Coverage considerations
Coverage for drugs involves several considerations. First, plans generally require that the drug is medically necessary. Second, most plans only cover drugs approved by the FDA. Third, most plans maintain drug lists that identify drugs covered by the plan; drugs not on the plan’s drug list require prior authorization. Fourth, some plans expressly exclude specific drugs like cannabis. Generally, plans face little risk refusing to cover Schedule I drugs; they are not medically necessary under the CSA, they are not approved by the FDA, and they are not on the plan’s drug list.
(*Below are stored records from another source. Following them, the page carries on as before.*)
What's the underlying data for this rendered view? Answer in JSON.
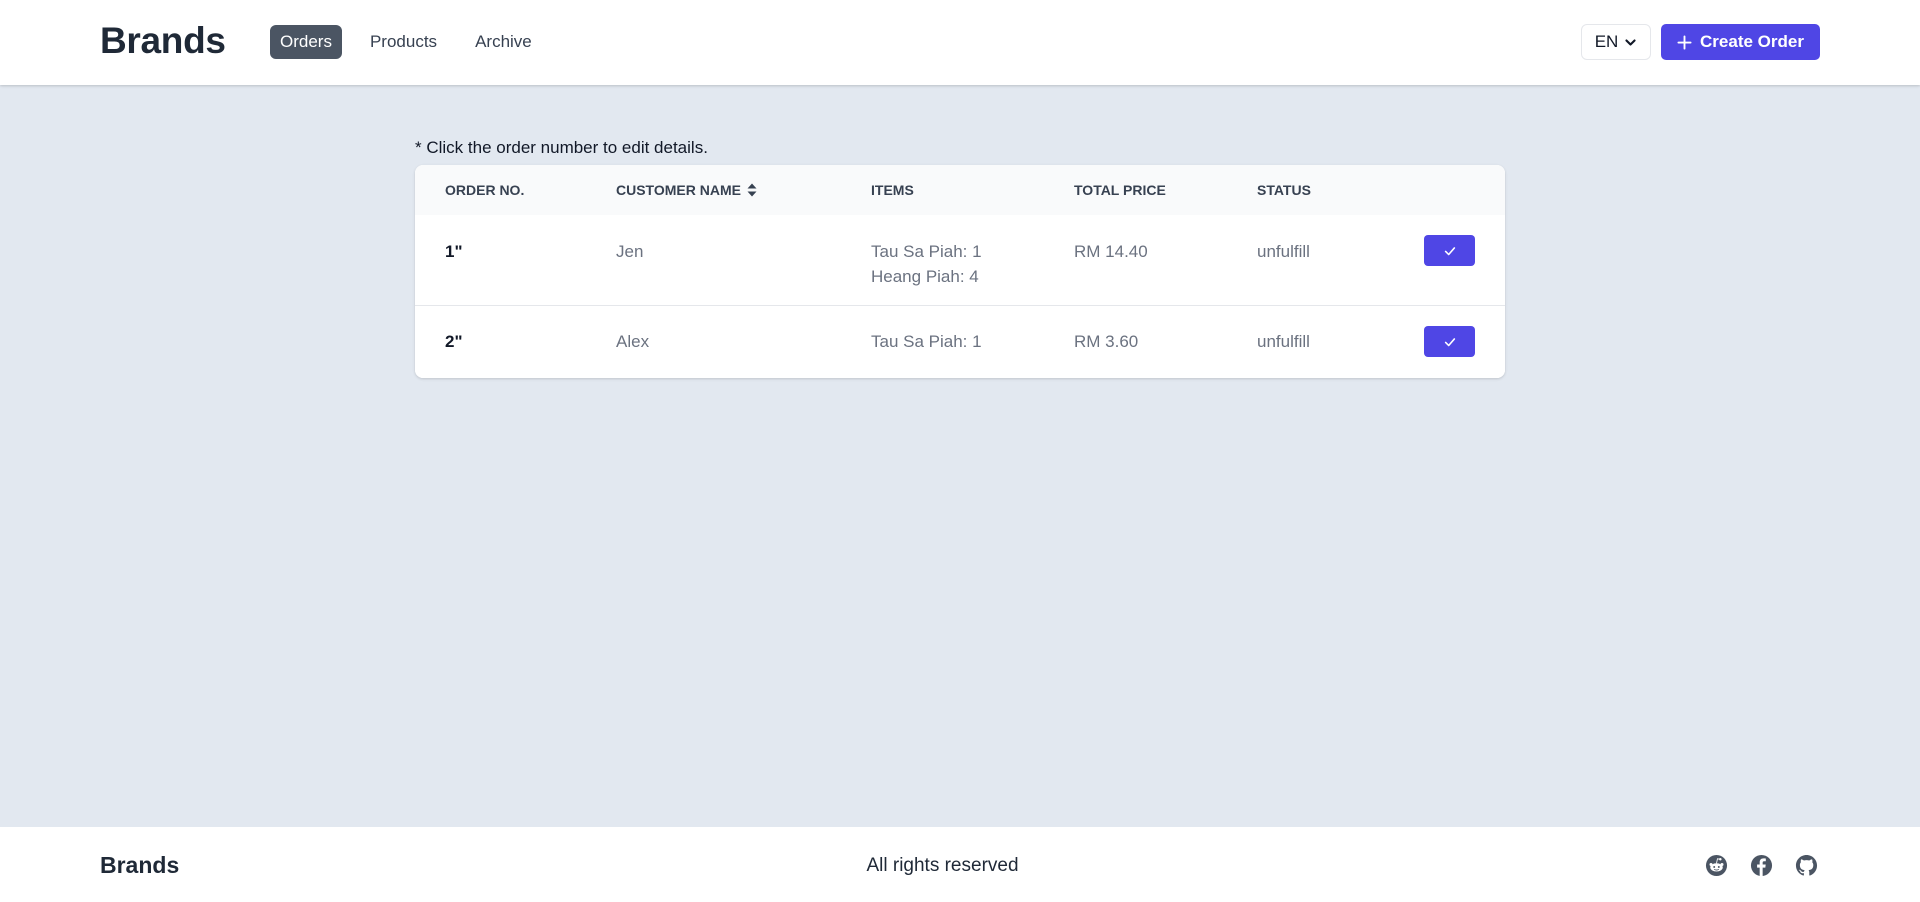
{
  "header": {
    "brand": "Brands",
    "nav": [
      {
        "label": "Orders",
        "active": true
      },
      {
        "label": "Products",
        "active": false
      },
      {
        "label": "Archive",
        "active": false
      }
    ],
    "language": "EN",
    "create_button_label": "Create Order"
  },
  "main": {
    "hint": "* Click the order number to edit details.",
    "table": {
      "columns": [
        "ORDER NO.",
        "CUSTOMER NAME",
        "ITEMS",
        "TOTAL PRICE",
        "STATUS"
      ],
      "rows": [
        {
          "order_no": "1\"",
          "customer": "Jen",
          "items": [
            "Tau Sa Piah: 1",
            "Heang Piah: 4"
          ],
          "total": "RM 14.40",
          "status": "unfulfill"
        },
        {
          "order_no": "2\"",
          "customer": "Alex",
          "items": [
            "Tau Sa Piah: 1"
          ],
          "total": "RM 3.60",
          "status": "unfulfill"
        }
      ]
    }
  },
  "footer": {
    "brand": "Brands",
    "text": "All rights reserved",
    "social": [
      "reddit-icon",
      "facebook-icon",
      "github-icon"
    ]
  },
  "colors": {
    "accent": "#4f46e5",
    "nav_active_bg": "#4b5563",
    "page_bg": "#e2e8f0"
  }
}
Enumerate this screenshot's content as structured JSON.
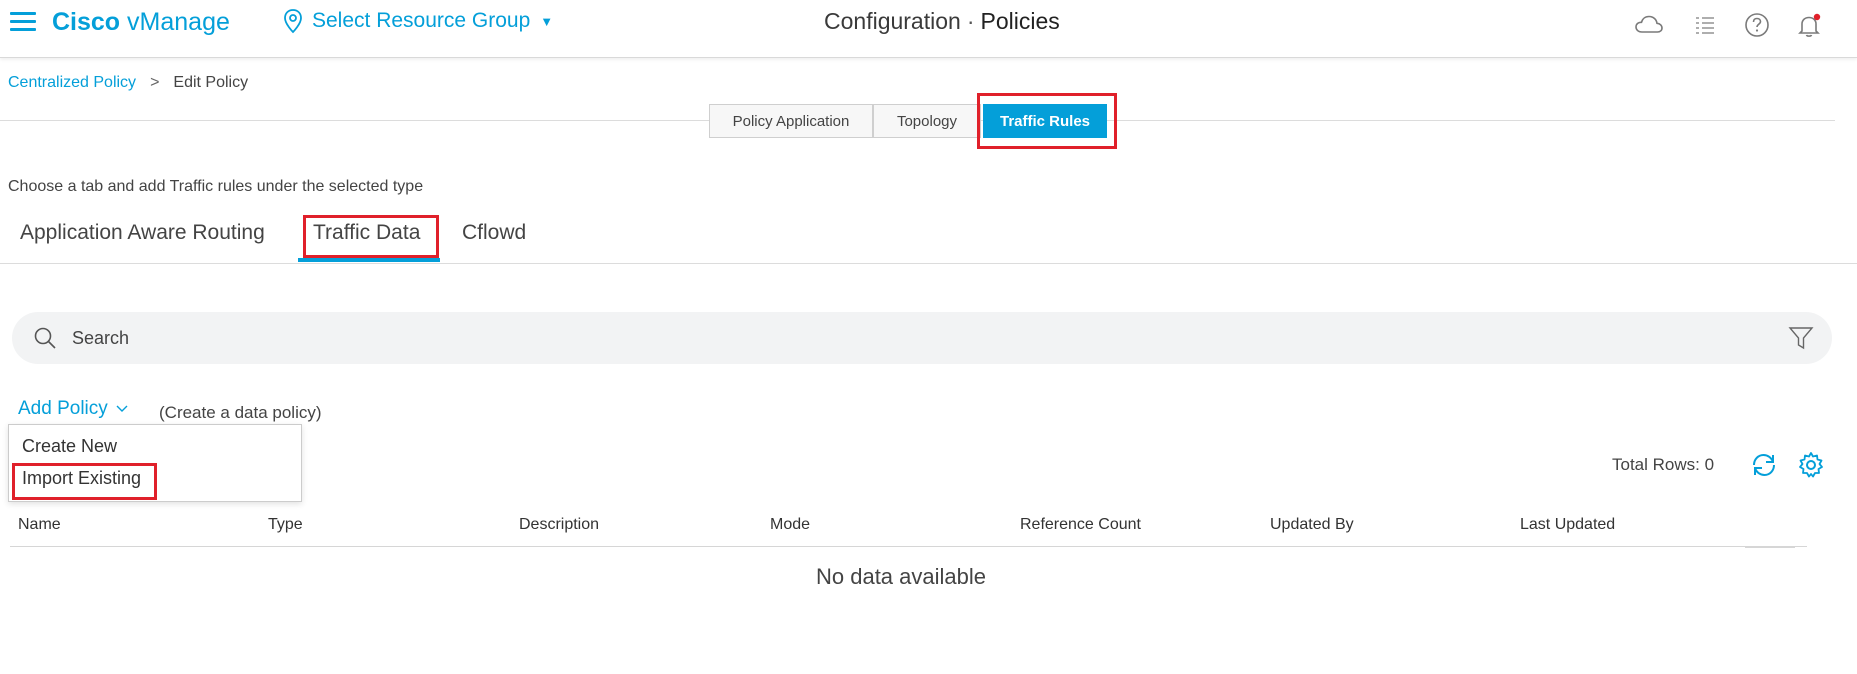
{
  "header": {
    "brand_bold": "Cisco",
    "brand_rest": "vManage",
    "resource_group": "Select Resource Group",
    "title_section": "Configuration",
    "title_sep": "·",
    "title_page": "Policies",
    "icons": [
      "cloud-icon",
      "list-icon",
      "help-icon",
      "notification-bell-icon"
    ]
  },
  "breadcrumb": {
    "link": "Centralized Policy",
    "separator": ">",
    "current": "Edit Policy"
  },
  "top_tabs": [
    {
      "label": "Policy Application",
      "active": false
    },
    {
      "label": "Topology",
      "active": false
    },
    {
      "label": "Traffic Rules",
      "active": true
    }
  ],
  "instruction": "Choose a tab and add Traffic rules under the selected type",
  "sub_tabs": [
    {
      "label": "Application Aware Routing",
      "active": false
    },
    {
      "label": "Traffic Data",
      "active": true
    },
    {
      "label": "Cflowd",
      "active": false
    }
  ],
  "search": {
    "placeholder": "Search"
  },
  "add_policy": {
    "label": "Add Policy",
    "hint": "(Create a data policy)",
    "menu": [
      "Create New",
      "Import Existing"
    ]
  },
  "table": {
    "total_rows": "Total Rows: 0",
    "columns": [
      "Name",
      "Type",
      "Description",
      "Mode",
      "Reference Count",
      "Updated By",
      "Last Updated"
    ],
    "empty_text": "No data available"
  },
  "colors": {
    "accent": "#049fd9",
    "highlight_box": "#e0202a"
  }
}
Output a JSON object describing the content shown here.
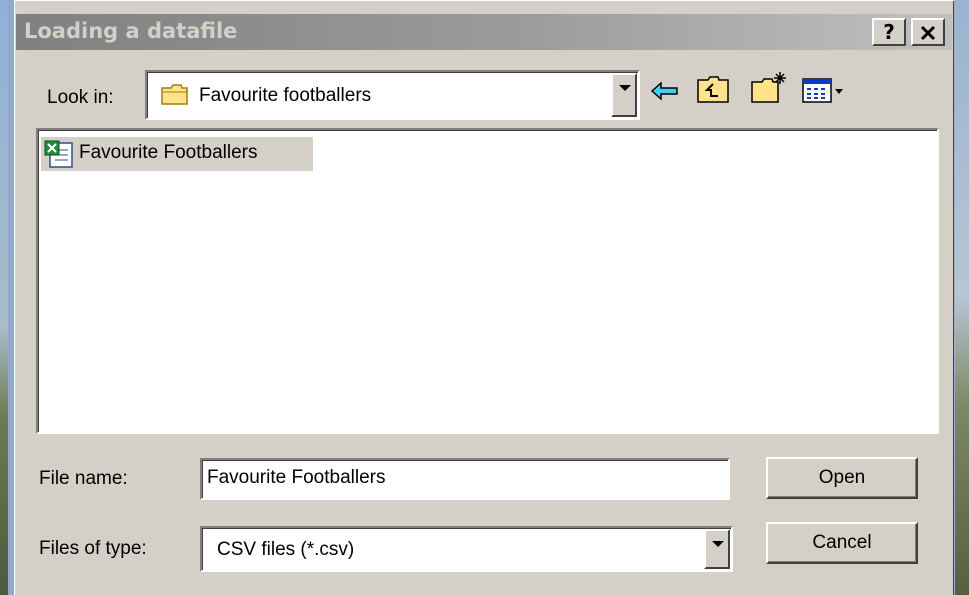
{
  "dialog": {
    "title": "Loading a datafile",
    "help_label": "?",
    "close_label": "✕"
  },
  "look_in": {
    "label": "Look in:",
    "value": "Favourite footballers"
  },
  "toolbar": {
    "icons": [
      "back-icon",
      "up-one-level-icon",
      "create-new-folder-icon",
      "view-menu-icon"
    ]
  },
  "files": [
    {
      "name": "Favourite Footballers",
      "icon": "excel-csv-file-icon",
      "selected": true
    }
  ],
  "file_name": {
    "label": "File name:",
    "value": "Favourite Footballers"
  },
  "file_type": {
    "label": "Files of type:",
    "value": "CSV files (*.csv)"
  },
  "buttons": {
    "open_label": "Open",
    "cancel_label": "Cancel"
  },
  "colors": {
    "dialog_face": "#d4d0c8",
    "titlebar_inactive": "#808080",
    "selection": "#d4d0c8"
  }
}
Still, advocates are already seeking insurance coverage for medical cannabis. Several states have compelled worker’s compensation insurers to cover an injured worker’s medical cannabis when authorized under state law, despite federal prohibitions. If the DOJ proceeds with rescheduling cannabis as a Schedule III drug, requests for coverage will continue to grow. Clinical research and legal developments with psychedelics may bring similar coverage requests in the future.
We recommend that managed care companies monitor these emerging therapies to understand the landscape, determine their coverage obligations and consider what they might cover in the future.